Question

I am using socket.io and the dgram node library to send UDP messages from one program to a browser via node.
The code looks just like the socket.io example

var dgram = require("dgram");
var dServer = dgram.createSocket("udp4");
dServer.bind(12345, '0.0.0.0');
var io = require('socket.io').listen(80);
io.sockets.on('connection', function (socket) {
  dServer.on("message", function (msg) {
     socket.send('message', msg);
  });
});

My question is at what speed are the datagrams ultimately being sent to the browser? Are they being sent at TCP speeds, web socket speeds (which I understand to be slower) or UDP speeds (which I understand are quicker when it comes to real time communication).

Also, in this example is io perpetually listening on port 80 (meaning it can only receive things at http / tcp speeds) or does it just listen to establish the socket connection and then can stop listening (and let the socket connection take over)

Was it helpful?

Solution

The speed of UDP, TCP and WebSockets "Packets" are the same (e.g. wire speed), but they differ in overhead and reliability.
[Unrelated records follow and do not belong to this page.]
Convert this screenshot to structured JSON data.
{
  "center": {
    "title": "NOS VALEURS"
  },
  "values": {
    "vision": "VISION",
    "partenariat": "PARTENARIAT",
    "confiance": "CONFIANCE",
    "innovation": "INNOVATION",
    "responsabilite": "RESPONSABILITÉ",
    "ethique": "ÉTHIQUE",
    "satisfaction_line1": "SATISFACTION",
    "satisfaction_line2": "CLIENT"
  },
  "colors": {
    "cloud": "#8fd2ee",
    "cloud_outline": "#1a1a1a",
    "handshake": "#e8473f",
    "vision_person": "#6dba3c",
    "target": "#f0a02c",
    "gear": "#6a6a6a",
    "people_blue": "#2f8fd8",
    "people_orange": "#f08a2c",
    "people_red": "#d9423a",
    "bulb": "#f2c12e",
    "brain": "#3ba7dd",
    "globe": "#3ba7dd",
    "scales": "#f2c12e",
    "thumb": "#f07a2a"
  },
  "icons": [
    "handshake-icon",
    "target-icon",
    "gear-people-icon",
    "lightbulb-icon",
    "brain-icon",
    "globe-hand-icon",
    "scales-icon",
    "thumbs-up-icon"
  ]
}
  • WebSockets are a tunnel within an existing HTTP connection, so in effect TCP with more overhead. But they use existing ways in tunneling through NAT router and firewalls.
  • TCP has reliability guarantees, e.g. no packets get lost and no duplicates. TCP needs an initial 3-way handshake, but this is once for a connection and not for each data chunk.
  • UDP is fire and forget and you need to implement you own reliability on top if you need it. Apart from that, I'm not sure if the browser will even natively accept your UDP packet, at least outside RTP context (e.g. WebRTC). It might work with Java and Flash.